The recently concluded G20 summit in Rome may have been overshadowed by the ongoing COP26 summit that came just after it, but officials said New Delhi’s dedicated push to ensure food security and stable farm incomes at Rome will soon bear fruit.
On the issue of sustainable development and food security, India has emphasised that policies must protect interests of small and marginal farmers, and conserve local food cultures which, in turn, will contribute significantly to food security. The topic has found mention as a key part of overall sustainability and food security, one of the priority areas chosen by the G20 at the latest meet.
“India’s strong statement on the issue has gained traction before the World Trade Organization’s Ministerial Conference in Geneva later this month, where agriculture remains a point of contention between richer nations and the developing world,” a senior official said.
India and other developing nations run major public stockholding programmes to purchase, stockpile and distribute foodgrains to people in need. Richer economies say some stockholding programmes are considered to distort trade when they involve purchases from farmers at prices fixed by the governments, such as India’s minimum support price programme.
The WTO currently has a ‘peace clause’ that permits uninterrupted implementation of India’s food security programme till a permanent solution is found. This allows the country to procure and stock foodgrain for distribution to the poor without being penalised by WTO members even if it breaches the 10 percent subsidy cap prescribed by the multilateral trade body.
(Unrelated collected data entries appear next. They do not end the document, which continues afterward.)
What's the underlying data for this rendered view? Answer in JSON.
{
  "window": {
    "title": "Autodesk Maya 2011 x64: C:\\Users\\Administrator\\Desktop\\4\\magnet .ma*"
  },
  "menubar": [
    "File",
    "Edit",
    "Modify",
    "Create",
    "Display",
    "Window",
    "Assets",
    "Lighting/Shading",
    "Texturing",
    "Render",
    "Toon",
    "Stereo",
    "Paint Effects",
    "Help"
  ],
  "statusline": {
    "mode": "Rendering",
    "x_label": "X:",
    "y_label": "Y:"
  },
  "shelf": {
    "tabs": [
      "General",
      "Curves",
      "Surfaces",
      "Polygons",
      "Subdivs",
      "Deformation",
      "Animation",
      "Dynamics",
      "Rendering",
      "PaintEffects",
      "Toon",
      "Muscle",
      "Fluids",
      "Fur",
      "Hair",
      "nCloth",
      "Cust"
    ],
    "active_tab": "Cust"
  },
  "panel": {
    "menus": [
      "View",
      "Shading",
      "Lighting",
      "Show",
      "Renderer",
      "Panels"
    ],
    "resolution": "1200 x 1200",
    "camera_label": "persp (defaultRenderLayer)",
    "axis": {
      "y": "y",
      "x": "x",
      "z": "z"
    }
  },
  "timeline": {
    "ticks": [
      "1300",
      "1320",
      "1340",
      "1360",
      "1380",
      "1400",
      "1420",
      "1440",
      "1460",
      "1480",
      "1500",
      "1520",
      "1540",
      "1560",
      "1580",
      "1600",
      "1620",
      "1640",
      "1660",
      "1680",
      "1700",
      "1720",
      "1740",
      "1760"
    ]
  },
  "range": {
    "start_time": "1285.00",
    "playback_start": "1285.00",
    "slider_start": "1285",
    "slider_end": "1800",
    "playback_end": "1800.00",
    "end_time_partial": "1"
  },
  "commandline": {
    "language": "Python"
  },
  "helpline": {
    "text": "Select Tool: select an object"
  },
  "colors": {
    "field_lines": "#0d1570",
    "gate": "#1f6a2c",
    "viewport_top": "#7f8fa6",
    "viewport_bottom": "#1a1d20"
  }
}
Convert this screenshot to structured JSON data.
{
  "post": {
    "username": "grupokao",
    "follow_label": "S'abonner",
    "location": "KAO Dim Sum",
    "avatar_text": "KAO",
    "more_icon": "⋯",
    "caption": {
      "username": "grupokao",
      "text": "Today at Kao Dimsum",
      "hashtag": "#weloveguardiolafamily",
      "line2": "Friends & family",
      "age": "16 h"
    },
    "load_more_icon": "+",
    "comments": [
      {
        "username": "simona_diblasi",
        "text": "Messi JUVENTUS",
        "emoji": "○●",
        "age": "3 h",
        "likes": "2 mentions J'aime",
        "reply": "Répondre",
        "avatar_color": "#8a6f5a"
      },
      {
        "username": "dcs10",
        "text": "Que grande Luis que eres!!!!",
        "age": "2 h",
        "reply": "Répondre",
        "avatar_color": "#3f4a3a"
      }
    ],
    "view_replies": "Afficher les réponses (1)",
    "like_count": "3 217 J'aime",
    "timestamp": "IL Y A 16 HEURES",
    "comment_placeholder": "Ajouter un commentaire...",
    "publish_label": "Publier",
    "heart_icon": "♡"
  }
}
For a permanent solution, India has proposed either amending the formula to calculate the food subsidy cap of 10 percent, which is based on the reference price of 1986-88, or allowing such schemes outside the purview of the subsidy cap.
With increasing support from the key G20 members, along with India’s traditional allies, on the issue from the Global South, farm issues are set to be majorly discussed at the WTO ministerial meet. This will be crucial since all major decisions on global trade legislation happens during the conference, which is attended by trade ministers from all WTO member nations. Global South refers broadly to the region comprising Latin America, Asia, Africa, and Oceania.
The WTO rules in the area of farm subsidies are skewed against developing countries like India that have a large number of poor farmers to support as the pay-outs for MSP are included in the prohibited subsidies that can’t exceed 10 percent (de-minimis level) of the value of production.
As a case-in-point, India provides a subsistence amount of about $260 per farmer per annum, compared to over 100 times more in some developed countries.
On this issue, India last informed the WTO that its farm subsidy did not go beyond the permissible limit between 2011-12 and 2013-14. New Delhi has said that input subsidy, which includes those for fertilisers, irrigation and electricity, fell to $22.8 billion in FY2014, compared with $29.1 billion in FY2011.
These are part of the ‘green box’ or non-trade distorting subsidies that are allowed without limits for countries such as India that have millions of poor farmers.
The senior official quoted above hopes that while the issues have been talked about and subsequently sidelined for a long time, the increasing focus on sustainability at a time of rapid climate change is set to again thrust them into the spotlight.
“India’s consistent arguments on the issue, coupled with greater debate on the rights of farmers in developing nations at COP26, is set to move the scale at the WTO ministerial conference,” a senior commerce department official argued.
The G20 represents 80 percent of the world’s GDP, 75 percent of global trade, and 60 percent of the world’s population, and motions adopted at the G20 summits generally signal wide shifts in global geopolitics that other nations outside the G20 often follow suit on.